Abgesehen davon, dass Orban seine Beziehungen zu China für die Politik innerhalb der EU nutzt, gibt es jedoch mehrere Probleme mit der Metapher vom „Trojanischen Pferd“, insbesondere wenn sie unkritisch auf alle Bereiche der chinesisch-ungarischen Beziehungen angewendet wird. Zunächst einmal bedeutet dies, dass Chinas Einfluss in Europa vor 17+1 nicht existierte. Tatsächlich war der Einfluss schon lange vorher da, da China sowohl Deutschland als auch Frankreich als seine Partner in den Bereichen Wirtschaft und Sicherheit betrachtete. Das hat natürlich geändertzumindest gemessen an der Unterstützung des französischen Präsidenten Emmanuel Macron für die Risikominderung der EU-Wirtschaft und die Stärkung der Verteidigung des Blocks (letzteres ist ohne die Rolle der NATO, die der französische Präsident zuvor innehatte, unwahrscheinlich). kritisch gegenüber).
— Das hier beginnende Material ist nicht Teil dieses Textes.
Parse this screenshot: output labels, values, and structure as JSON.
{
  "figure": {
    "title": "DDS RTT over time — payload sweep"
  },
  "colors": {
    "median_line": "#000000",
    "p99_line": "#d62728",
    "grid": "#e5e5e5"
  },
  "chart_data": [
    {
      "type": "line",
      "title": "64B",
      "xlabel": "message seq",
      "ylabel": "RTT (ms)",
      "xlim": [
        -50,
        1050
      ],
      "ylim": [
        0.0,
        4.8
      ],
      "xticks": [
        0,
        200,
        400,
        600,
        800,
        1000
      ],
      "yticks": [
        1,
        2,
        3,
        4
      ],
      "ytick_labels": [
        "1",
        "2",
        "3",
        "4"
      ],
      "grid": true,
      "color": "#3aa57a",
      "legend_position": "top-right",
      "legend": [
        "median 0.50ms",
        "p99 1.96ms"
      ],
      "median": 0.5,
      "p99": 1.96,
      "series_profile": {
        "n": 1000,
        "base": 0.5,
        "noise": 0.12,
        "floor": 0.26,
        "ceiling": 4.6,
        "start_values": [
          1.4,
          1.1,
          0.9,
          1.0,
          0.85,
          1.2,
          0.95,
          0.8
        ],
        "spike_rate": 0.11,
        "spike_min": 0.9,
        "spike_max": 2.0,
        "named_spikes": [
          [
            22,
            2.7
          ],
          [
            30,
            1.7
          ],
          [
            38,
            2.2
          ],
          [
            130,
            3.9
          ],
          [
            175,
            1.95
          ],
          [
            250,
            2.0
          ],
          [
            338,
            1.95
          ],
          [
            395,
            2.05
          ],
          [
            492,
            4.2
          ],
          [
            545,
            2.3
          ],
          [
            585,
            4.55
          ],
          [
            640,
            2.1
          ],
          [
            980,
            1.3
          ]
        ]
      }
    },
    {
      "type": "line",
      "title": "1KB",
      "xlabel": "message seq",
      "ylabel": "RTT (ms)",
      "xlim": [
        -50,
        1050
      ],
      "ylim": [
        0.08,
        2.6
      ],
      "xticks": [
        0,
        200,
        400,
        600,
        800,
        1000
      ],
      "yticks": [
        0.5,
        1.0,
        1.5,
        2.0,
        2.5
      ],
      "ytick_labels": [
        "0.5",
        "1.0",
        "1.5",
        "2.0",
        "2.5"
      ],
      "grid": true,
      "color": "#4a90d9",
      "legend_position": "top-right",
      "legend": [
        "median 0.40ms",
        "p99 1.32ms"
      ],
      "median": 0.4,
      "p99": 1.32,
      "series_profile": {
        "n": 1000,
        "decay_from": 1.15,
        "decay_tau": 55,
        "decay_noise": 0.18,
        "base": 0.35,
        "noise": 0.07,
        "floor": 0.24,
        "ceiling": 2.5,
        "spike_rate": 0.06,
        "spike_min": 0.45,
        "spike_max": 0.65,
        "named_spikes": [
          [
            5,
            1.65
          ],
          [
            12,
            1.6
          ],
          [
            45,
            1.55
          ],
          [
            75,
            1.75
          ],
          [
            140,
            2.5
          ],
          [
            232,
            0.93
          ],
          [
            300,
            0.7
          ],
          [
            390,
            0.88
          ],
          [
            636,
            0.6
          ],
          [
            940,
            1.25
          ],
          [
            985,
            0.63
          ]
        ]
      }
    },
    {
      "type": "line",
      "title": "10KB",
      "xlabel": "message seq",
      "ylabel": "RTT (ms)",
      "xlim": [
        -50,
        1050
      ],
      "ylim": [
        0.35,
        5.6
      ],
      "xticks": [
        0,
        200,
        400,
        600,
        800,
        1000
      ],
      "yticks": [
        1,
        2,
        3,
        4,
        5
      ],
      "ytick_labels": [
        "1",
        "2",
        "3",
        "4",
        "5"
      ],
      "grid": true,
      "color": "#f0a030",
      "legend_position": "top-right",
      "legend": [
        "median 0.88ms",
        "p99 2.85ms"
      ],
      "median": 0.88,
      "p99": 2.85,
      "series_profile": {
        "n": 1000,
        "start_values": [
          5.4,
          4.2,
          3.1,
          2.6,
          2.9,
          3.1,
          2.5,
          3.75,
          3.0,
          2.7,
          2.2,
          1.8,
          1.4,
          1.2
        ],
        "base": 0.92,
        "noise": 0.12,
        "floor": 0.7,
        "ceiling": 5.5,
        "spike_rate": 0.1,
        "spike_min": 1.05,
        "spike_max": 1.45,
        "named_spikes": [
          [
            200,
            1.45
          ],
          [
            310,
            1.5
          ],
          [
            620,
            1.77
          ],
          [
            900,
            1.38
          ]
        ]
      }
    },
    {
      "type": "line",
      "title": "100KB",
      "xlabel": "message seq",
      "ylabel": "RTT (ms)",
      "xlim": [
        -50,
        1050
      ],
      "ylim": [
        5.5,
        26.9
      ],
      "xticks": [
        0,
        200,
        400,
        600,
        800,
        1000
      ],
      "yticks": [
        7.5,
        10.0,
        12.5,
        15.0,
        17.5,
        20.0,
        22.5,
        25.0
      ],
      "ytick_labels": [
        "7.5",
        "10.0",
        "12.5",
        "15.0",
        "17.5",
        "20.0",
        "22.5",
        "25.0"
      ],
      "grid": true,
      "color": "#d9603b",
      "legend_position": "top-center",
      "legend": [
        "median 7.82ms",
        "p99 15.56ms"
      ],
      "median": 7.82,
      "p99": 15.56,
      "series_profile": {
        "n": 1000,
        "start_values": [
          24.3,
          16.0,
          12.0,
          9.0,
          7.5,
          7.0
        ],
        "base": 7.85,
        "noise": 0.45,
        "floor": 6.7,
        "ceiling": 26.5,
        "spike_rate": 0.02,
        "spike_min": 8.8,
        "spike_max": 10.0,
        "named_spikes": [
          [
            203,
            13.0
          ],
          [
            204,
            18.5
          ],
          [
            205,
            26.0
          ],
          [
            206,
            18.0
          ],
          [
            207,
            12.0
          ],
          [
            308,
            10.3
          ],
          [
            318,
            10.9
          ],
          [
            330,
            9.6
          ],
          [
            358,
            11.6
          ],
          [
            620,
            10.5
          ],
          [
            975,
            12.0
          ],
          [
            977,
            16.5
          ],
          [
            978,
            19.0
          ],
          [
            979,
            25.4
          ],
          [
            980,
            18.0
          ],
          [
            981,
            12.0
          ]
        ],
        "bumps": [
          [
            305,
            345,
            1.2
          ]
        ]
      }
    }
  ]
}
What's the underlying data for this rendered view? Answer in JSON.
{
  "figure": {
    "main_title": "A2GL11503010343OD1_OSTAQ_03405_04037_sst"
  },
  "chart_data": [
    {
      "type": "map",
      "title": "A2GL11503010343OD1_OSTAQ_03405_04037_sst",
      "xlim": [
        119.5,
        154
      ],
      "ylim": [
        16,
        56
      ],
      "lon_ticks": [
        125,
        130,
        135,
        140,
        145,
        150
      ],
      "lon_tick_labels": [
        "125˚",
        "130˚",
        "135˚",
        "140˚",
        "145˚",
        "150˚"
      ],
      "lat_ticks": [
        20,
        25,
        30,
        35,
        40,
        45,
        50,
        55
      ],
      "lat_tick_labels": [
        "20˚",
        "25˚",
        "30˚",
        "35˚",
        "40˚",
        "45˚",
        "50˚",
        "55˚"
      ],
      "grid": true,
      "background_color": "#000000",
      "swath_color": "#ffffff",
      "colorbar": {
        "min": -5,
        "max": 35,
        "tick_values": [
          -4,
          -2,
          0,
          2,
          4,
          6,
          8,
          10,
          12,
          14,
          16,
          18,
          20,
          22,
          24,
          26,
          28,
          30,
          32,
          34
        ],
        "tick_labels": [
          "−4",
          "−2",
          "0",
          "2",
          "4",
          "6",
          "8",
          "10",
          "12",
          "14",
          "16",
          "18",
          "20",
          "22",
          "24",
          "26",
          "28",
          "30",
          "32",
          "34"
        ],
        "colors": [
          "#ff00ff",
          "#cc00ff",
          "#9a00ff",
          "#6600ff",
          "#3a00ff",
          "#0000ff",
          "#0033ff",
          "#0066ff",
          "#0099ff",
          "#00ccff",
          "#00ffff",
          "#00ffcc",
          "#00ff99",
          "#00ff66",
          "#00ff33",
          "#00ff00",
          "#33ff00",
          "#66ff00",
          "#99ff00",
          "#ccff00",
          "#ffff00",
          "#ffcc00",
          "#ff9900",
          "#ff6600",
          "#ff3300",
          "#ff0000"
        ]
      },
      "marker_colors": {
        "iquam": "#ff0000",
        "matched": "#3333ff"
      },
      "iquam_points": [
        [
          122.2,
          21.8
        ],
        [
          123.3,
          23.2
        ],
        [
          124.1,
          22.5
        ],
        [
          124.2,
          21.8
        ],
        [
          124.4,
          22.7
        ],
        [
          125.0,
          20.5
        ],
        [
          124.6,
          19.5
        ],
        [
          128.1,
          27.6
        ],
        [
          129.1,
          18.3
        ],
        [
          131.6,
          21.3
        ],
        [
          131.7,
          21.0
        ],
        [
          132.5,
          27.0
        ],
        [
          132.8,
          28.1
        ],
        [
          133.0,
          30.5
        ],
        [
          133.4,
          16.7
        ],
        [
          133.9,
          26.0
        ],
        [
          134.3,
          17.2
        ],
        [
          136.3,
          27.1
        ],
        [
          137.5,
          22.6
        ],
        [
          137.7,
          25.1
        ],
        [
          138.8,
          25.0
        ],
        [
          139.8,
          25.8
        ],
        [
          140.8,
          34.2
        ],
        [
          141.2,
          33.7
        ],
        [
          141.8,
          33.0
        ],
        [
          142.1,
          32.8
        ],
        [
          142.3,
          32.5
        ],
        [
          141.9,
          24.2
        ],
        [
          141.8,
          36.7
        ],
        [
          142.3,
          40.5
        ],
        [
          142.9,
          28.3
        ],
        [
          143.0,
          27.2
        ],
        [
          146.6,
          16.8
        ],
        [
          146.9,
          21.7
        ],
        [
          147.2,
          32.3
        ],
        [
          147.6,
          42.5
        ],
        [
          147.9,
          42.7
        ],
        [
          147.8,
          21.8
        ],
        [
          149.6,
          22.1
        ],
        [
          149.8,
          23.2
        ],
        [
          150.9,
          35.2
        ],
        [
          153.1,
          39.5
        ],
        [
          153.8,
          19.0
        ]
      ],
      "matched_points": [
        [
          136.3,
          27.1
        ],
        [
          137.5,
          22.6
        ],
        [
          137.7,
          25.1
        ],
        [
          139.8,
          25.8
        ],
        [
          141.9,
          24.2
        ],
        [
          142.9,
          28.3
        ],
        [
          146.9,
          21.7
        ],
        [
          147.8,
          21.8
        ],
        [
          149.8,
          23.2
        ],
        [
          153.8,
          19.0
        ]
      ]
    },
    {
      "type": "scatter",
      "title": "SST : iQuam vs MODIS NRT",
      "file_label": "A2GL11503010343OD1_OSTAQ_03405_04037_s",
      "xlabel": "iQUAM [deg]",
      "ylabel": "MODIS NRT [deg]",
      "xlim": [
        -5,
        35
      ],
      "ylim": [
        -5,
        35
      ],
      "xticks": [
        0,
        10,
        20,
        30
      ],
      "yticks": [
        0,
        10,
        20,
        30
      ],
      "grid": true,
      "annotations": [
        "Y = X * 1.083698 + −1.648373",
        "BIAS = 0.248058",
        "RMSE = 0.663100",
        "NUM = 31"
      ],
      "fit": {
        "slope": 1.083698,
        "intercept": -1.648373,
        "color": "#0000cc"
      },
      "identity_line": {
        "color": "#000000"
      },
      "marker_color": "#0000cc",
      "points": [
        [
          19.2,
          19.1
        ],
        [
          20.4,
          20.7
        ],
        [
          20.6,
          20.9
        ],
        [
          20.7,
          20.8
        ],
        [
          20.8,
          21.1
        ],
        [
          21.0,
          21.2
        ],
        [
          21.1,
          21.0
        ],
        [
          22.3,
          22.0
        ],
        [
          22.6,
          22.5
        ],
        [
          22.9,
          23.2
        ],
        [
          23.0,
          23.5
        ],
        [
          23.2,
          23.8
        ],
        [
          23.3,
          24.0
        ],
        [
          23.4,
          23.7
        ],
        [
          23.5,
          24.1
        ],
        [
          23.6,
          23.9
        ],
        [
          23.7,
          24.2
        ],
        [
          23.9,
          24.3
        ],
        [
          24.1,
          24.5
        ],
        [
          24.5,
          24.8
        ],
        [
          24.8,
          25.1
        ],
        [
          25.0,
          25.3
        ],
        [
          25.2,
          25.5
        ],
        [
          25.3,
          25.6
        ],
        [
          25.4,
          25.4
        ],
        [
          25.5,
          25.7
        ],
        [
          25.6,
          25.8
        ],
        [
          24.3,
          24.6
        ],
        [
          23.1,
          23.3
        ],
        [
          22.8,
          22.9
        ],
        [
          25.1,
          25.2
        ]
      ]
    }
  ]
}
Ein solcher Sinnes- und Geisteswandel hat jedoch auch in den meisten mittel- und osteuropäischen Ländern stattgefunden und sowohl Paris als auch mehrere mittel- und osteuropäischen Hauptstädte (zumindest diejenigen, die innerhalb der EU liegen) auf eine Linie mit der zunehmend skeptischen Haltung Brüssels gegenüber China gebracht. Natürlich gibt es auch auf EU-Ebene Grenzen für den proklamierten Wandel. Die Änderung scheint sich auf die „Risikominderung“ Und „strategische Autonomie„Erzählungen, und selbst diese implizieren die Aussicht auf eine Annäherung an China, zumindest aus Pekings Sicht.
Die Metapher „Trojanisches Pferd“ selbst scheint eher auf diskursiven als auf materiellen Realitäten zu basieren, wobei einige Forscher dazu neigen, die Aussagen von Politikern und Regierungsbeamten für bare Münze zu nehmen. Aus dieser Perspektive überschätzt man leicht die Bedeutung von Äußerungen von Populisten wie Orban und unterschätzt das Handeln von Staatsmännern wie Bundeskanzler Olaf Scholz.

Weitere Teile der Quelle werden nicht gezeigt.